E-1.941/99


PUBLICIDADE - FOLDER - MALA DIRETA - MERCANTILIZAÇÃO - OFERTA DE SERVIÇOS PROFISSIONAIS

Comete infração ética, por desrespeito aos arts. 5º, 7º, 28 e 31, do Código de Ética e Disciplina, ao art. 34, IV, do EAOAB, e ao estatuído na Resolução n. 02/92 deste Sodalício, a divulgação e oferecimento de serviços profissionais mediante ?folder? impresso, de forma chamativa e encaminhado através do sistema de mala direta, com autopromoção dos advogados e insinuando a obtenção de sucesso em demandas judiciais. Configuração de inculca e captação de clientela, com indisfarçável caráter mercantilista, em detrimento da sobriedade da advocacia. Remessa à Seção Disciplinar. Proc. E-1.941/99 - v.u. em 16/09/99 do parecer e voto do Rel. Dr. CLODOALDO RIBEIRO MACHADO - Rev. Dr. BENEDITO ÉDISON TRAMA - Presidente Dr. ROBISON BARONI.

RELATÓRIO - Trata-se de expediente que não encerra propriamente uma consulta, senão a comunicação feita por um advogado de que determinado escritório de advocacia estaria remetendo de forma indiscriminada um folder, estampado a fls. 03, mediante o qual são oferecidos serviços profissionais na área tributária, veiculando, entre outras coisas, que os Tribunais já estão se posicionando favoravelmente aos contribuintes que ingressaram em juízo contestando a majoração da alíquota da Cofins de 2% para 3%, dizendo mais que no campo tributário, com muita propriedade, é um dos mais destacados escritórios do país, prestando serviços de alto nível em todo o território nacional.
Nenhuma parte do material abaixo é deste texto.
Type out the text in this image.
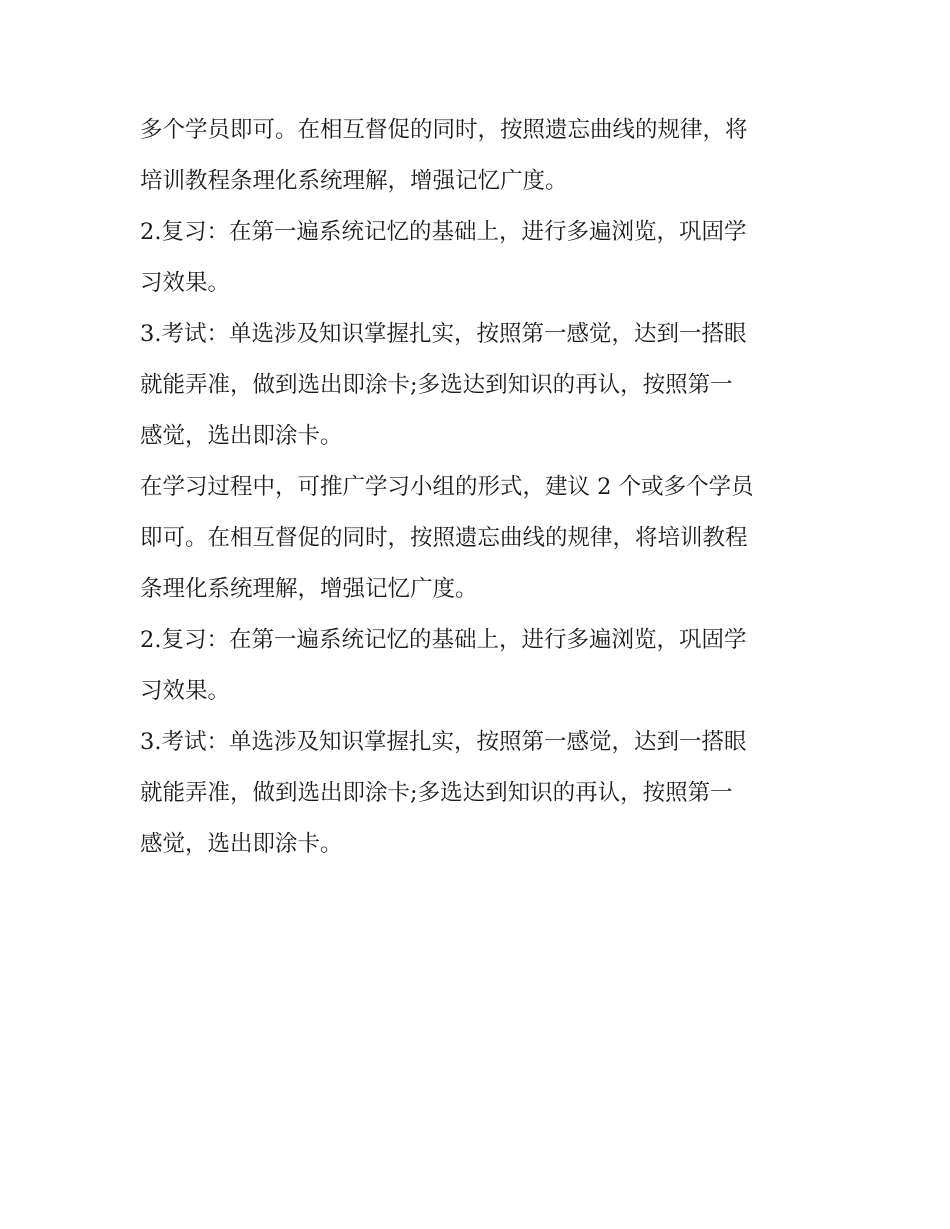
多个学员即可。在相互督促的同时，按照遗忘曲线的规律，将
培训教程条理化系统理解，增强记忆广度。
2.复习：在第一遍系统记忆的基础上，进行多遍浏览，巩固学
习效果。
3.考试：单选涉及知识掌握扎实，按照第一感觉，达到一搭眼
就能弄准，做到选出即涂卡;多选达到知识的再认，按照第一
感觉，选出即涂卡。
在学习过程中，可推广学习小组的形式，建议 2 个或多个学员
即可。在相互督促的同时，按照遗忘曲线的规律，将培训教程
条理化系统理解，增强记忆广度。
2.复习：在第一遍系统记忆的基础上，进行多遍浏览，巩固学
习效果。
3.考试：单选涉及知识掌握扎实，按照第一感觉，达到一搭眼
就能弄准，做到选出即涂卡;多选达到知识的再认，按照第一
感觉，选出即涂卡。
Concita, por fim, que o destinatário do folder consulte o mencionado escritório, informando os números de telefone, fax e o código MAJORAÇÃO DE CONFINS.
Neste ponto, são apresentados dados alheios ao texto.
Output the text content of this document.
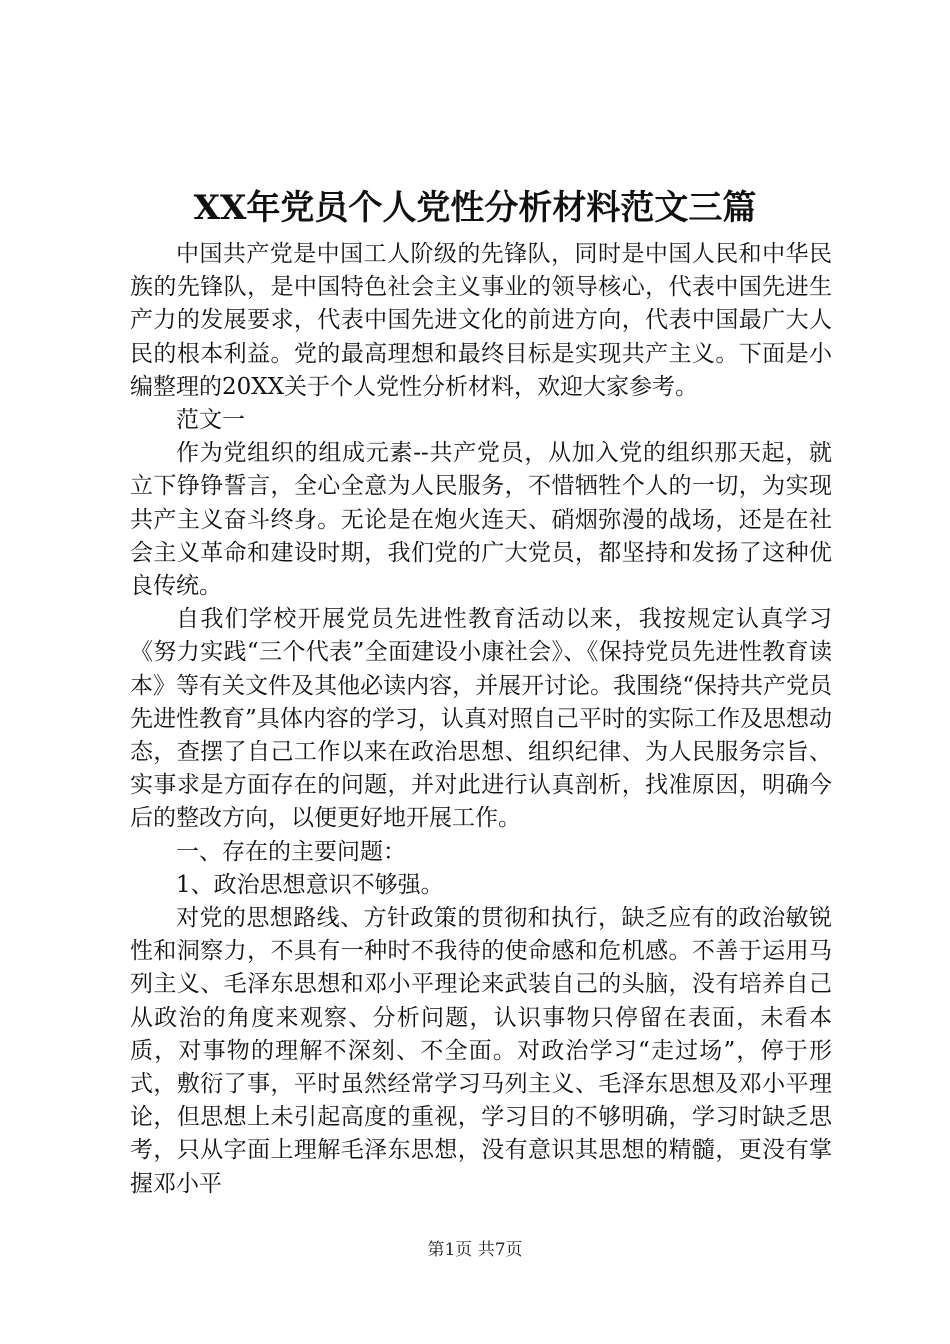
XX年党员个人党性分析材料范文三篇

中国共产党是中国工人阶级的先锋队，同时是中国人民和中华民族的先锋队，是中国特色社会主义事业的领导核心，代表中国先进生产力的发展要求，代表中国先进文化的前进方向，代表中国最广大人民的根本利益。党的最高理想和最终目标是实现共产主义。下面是小编整理的20XX关于个人党性分析材料，欢迎大家参考。

范文一

作为党组织的组成元素--共产党员，从加入党的组织那天起，就立下铮铮誓言，全心全意为人民服务，不惜牺牲个人的一切，为实现共产主义奋斗终身。无论是在炮火连天、硝烟弥漫的战场，还是在社会主义革命和建设时期，我们党的广大党员，都坚持和发扬了这种优良传统。

自我们学校开展党员先进性教育活动以来，我按规定认真学习《努力实践“三个代表”全面建设小康社会》、《保持党员先进性教育读本》等有关文件及其他必读内容，并展开讨论。我围绕“保持共产党员先进性教育”具体内容的学习，认真对照自己平时的实际工作及思想动态，查摆了自己工作以来在政治思想、组织纪律、为人民服务宗旨、实事求是方面存在的问题，并对此进行认真剖析，找准原因，明确今后的整改方向，以便更好地开展工作。

一、存在的主要问题：

1、政治思想意识不够强。

对党的思想路线、方针政策的贯彻和执行，缺乏应有的政治敏锐性和洞察力，不具有一种时不我待的使命感和危机感。不善于运用马列主义、毛泽东思想和邓小平理论来武装自己的头脑，没有培养自己从政治的角度来观察、分析问题，认识事物只停留在表面，未看本质，对事物的理解不深刻、不全面。对政治学习“走过场”，停于形式，敷衍了事，平时虽然经常学习马列主义、毛泽东思想及邓小平理论，但思想上未引起高度的重视，学习目的不够明确，学习时缺乏思考，只从字面上理解毛泽东思想，没有意识其思想的精髓，更没有掌握邓小平

第1页 共7页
            Este, o relatório.

            PARECER - Quer porque a hipótese vertente não cuide especificamente da formulação de uma consulta sobre comportamento ético em tese, mas, ao contrário, de uma comunicação capaz de ensejar, de forma mais apropriada, verdadeira representação, refugiria, em princípio, da competência deste Sodalício eventual pronunciamento.

            Entretanto, por força do disposto no art. 48 do Código de Ética e Disciplina, possível é uma abordagem sobre o ocorrido, ainda que sem o caráter de definitividade e com o fito de oferecer subsídios à Seção disciplinar.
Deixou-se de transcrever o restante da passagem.